But the new version of the House anti-climate bill omits a “sense of Congress” statement that was in the April 2011 bill the House passed:
“There is established scientific concern over warming of the climate system based upon evidence from observations of increases in global average air and ocean temperatures, widespread melting of snow and ice, and rising global average sea level.”
Even that uber-mild statement is now apparently too much for the blinkered anti-science crowd in the U.S. House.
In fact, “concern” is about the weakest possible word you could use to describe how most climate scientists view our current predicament (see Lonnie Thompson on why climatologists are speaking out: “Virtually all of us are now convinced that global warming poses a clear and present danger to civilization”).

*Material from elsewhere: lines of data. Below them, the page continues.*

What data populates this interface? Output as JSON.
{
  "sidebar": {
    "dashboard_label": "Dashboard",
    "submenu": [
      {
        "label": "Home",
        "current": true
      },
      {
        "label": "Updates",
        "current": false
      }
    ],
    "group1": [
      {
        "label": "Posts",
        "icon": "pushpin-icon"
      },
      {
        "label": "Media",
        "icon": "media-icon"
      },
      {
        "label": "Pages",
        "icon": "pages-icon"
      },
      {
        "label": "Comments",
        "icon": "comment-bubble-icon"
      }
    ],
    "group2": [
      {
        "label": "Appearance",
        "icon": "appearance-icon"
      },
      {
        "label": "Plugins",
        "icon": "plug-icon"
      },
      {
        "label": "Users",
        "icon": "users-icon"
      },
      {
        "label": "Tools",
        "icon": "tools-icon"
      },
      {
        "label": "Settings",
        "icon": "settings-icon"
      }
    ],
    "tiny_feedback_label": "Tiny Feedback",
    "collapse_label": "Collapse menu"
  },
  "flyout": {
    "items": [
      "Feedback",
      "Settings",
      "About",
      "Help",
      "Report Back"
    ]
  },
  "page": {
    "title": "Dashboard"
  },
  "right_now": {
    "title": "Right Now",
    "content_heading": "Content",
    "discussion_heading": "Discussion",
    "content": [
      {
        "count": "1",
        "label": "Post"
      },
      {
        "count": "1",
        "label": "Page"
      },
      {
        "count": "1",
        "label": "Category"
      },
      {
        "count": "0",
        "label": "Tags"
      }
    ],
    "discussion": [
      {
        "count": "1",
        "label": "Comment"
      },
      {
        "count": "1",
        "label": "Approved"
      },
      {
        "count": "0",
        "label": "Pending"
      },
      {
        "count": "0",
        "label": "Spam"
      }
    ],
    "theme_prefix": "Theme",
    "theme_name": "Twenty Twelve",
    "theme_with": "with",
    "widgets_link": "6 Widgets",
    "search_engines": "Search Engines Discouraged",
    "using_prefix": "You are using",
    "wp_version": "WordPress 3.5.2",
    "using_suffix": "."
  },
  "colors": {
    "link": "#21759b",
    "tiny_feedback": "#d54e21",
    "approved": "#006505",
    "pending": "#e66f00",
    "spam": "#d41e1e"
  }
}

Ironically, or tragically, the one way to remove most uncertainty about future climate impacts is to keep doing nothing. That way, CO2 emissions — and feedbacks — will be on the high end of the spectrum and even in the very unlikely event the climate system has a sensitivity to CO2 on the low end, overall impacts will still be catastrophic.
The earlier version, as The Hill reports, also had said America has a “role to play in resolving global climate change matters on an international basis.” But hey, if there’s nothing to be concerned about, then there’s obviously no need for any U.S. role.
As the Washington Post put it in April 2011, “The GOPs climate-change denial may be its most harmful delusion.”